Cette brève esquisse se voulait volontairement succincte et liminaire : un livre entier n’est pas assez pour parler du Progrès, et nous aurions pu aussi aborder l’impact de l’horlogerie sur le capitalisme (Edward P. Thompson, Temps, travail et capitalisme industriel, éditions La Fabrique) ou encore le rôle joué par les avant-gardes artistiques. Elle permet cependant de mieux comprendre ce fait évident : le Progrès se fait généralement sans le peuple. Le Progrès, de gré ou de force, telle est la maxime de la bourgeoisie, qui en cela est, comme le notaient Marx et Engels, une classe révolutionnaire. Comment s’étonner, dès lors, des impacts négatifs du progrès technologique ? La Technique, comme l’ont démontré Jacques Ellul et tant d’autres, n’est pas neutre. Elle est notamment le produit d’un environnement, d’un contexte social-historique. Si un couteau peut servir d’arme comme d’outil, une chaîne d’assemblage, un pesticide, une caisse automatique ou tant d’autres machines industrielles aux noms barbares ne peuvent être utilisés réellement que dans le but visé par l’ingénieur et ses financiers. Or, le but de tout bon capitaliste est de réduire les coûts de production, de rentabiliser un maximum, et surtout de se débarrasser le plus possible de l’intervention humaine. Appuyer sur un bouton ou activer un levier toute une journée n’est pas un acte anodin : c’est la preuve même que le travailleur n’a plus besoin de savoir-faire pour travailler, et qu’il n’a plus le contrôle de son outil de travail. La conséquence est une perte radicale d’autonomie, au profit de la direction. L’idéal parvenu à terme est bel et bien cette usine fonctionnant 24/24, 7/7, sans aucun être humain grâce à la divine intervention de la Machine. Et puisqu’il faut mobiliser un capital considérable pour acheter ces engins, ce mouvement favorise la concentration du capital, la constitution de monopoles et l’accroissement des inégalités.

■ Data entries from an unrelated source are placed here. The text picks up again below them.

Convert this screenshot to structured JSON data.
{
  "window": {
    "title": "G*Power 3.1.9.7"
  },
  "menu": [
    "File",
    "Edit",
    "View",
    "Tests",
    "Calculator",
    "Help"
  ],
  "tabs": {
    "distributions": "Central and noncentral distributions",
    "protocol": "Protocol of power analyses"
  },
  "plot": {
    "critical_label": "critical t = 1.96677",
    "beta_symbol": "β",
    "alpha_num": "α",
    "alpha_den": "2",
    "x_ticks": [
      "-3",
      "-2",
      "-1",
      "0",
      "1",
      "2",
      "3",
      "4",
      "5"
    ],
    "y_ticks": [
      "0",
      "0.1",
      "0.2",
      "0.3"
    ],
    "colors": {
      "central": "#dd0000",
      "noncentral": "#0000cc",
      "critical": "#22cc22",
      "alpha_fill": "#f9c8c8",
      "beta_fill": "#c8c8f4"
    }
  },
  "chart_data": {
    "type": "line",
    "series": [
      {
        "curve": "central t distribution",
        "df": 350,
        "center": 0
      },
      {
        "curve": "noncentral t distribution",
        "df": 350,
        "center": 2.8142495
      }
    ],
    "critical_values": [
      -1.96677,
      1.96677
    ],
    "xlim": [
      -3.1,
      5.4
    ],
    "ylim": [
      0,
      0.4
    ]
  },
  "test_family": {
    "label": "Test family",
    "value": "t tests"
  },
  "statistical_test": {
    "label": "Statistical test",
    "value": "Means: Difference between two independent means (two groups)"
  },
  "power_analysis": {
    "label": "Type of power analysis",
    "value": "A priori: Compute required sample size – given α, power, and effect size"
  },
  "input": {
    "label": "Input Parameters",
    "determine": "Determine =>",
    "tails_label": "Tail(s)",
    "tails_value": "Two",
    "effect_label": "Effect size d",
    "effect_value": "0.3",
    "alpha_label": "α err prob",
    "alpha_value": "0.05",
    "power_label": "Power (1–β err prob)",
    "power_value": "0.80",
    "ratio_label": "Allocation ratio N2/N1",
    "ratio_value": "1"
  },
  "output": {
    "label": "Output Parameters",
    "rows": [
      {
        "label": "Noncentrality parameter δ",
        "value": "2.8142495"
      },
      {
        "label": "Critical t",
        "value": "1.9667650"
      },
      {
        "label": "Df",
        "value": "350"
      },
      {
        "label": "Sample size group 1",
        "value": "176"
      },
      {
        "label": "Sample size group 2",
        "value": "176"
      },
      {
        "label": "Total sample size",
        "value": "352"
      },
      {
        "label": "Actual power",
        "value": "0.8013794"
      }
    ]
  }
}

stacks_image_9730_1Tout n’est cependant pas si simple. David Noble, un historien américain des sciences et des techniques, avait ainsi dédié sa vie et son œuvre à cette épineuse question. Après avoir lu et réalisé de nombreuses études tant sur les mouvements contestataires que sur les raisons invoquées pour justifier l’automatisation, il a découvert de frappantes vérités, qui viennent heurter le sens commun concernant l’automatisation et le progrès technologique. Dans un recueil d’articles publiés dans les années 80 (Le progrès sans le peuple, éditions Agone), il énonce plusieurs faits. Tout d’abord, il rappelle que les luddites, loin d’être un troupeau de fanatiques irrationnels, étaient bien plutôt les précurseurs de nos syndicalistes “d’action directe”. Ils portaient des revendications politiques aussi raisonnables que la taxation des métiers mécaniques ou une législation protectrice des tisserands. Et c’est face au mur d’indifférence opposé par les classes dirigeantes de l’époque que les masses, réunies autour de personnages mythiques tels que Ned Ludd ou le Captain Swing, ont décidé de passer au bris de machine. Cette tactique de bris prit une importance cruciale, car il « contribuait à susciter l’adhésion à une stratégie unificatrice et une identification à certaines figures mythiques, tout en donnant aux ouvriers un sentiment de cohésion qui les rendait puissants. » (David Noble, Le progrès sans le peuple).

« Ce progrès technologique était avant tout un projet politique, et non économique, de domination, et il était vu ainsi par le peuple. »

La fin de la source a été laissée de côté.